Coal Company Will Clean Up “Biologically Impaired” Stream
The Sierra Club and West Virginia Highlands Conservancy, both represented by Public Justice’s Jim Hecker, have entered into a settlement with Fola Coal Company requiring Fola, a subsidiary of CONSOL Energy, to clean up pollution in Boardtree Branch, a tributary of Twentymile Creek (pictured) in Nicholas County, W.Va.
According to the West Virginia Department of Environmental Protection, Boardtree Branch has become “biologically impaired” as a result of toxic runoff from Fola’s Surface Mine No. 3, a mountaintop removal coal mine that spans two square miles and is situated above the stream.

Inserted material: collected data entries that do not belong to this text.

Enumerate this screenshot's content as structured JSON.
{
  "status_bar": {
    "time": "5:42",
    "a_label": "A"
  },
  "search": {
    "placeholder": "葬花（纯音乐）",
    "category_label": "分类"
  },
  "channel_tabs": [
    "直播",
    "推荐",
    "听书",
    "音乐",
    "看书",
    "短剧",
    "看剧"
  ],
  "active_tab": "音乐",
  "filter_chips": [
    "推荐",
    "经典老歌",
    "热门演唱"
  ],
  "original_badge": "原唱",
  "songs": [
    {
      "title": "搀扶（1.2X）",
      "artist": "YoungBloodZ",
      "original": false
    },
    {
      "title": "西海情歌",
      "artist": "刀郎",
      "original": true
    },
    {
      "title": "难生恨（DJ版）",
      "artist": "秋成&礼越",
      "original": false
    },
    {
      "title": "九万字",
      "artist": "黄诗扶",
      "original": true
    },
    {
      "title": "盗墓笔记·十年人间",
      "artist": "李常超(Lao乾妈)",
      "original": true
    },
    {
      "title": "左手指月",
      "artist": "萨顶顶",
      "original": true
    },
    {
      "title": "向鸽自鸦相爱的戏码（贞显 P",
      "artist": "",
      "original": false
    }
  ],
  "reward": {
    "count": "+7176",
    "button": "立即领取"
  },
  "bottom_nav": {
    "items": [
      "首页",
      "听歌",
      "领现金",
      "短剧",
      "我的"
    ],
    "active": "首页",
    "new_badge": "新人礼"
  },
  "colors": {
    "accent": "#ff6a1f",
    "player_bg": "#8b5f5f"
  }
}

The settlement resolves a lawsuit that was brought after Fola’s own monitoring data showed that Boardtree Branch was toxic to aquatic life and contained levels of electrical conductivity (a measure of impurities in water) up to ten times the benchmark for biological health. This settlement marks the first time that such monitoring results have been used to establish violations of West Virginia’s narrative water quality standards. It also sets a precedent because many other mines in Appalachia have the same problem: the EPA recently found that nine out of every ten streams located downstream from surface coal mining operations are biologically impaired.
Under the settlement, Fola must restore the stream to a healthy state. If it doesn’t, the settlement stipulates that the coal company will have to install an expensive system to treat the water. The cleanup will be overseen by an independent aquatic ecologist and an independent engineer. The settlement also requires Fola to pay $200,000 to a land trust to support sustainable development and land use planning.
As far back as 2008, the WVDEP classified Boardtree Branch as “biologically impaired,” but, because of the coal industry’s influence in the state, the WVDEP did not compel Fola to clean up the stream.
In addition to Hecker and Public Justice, the Sierra Club and West Virginia Highlands Conservancy were represented by Joe Lovett and Derek Teaney of Appalachian Mountain Advocates.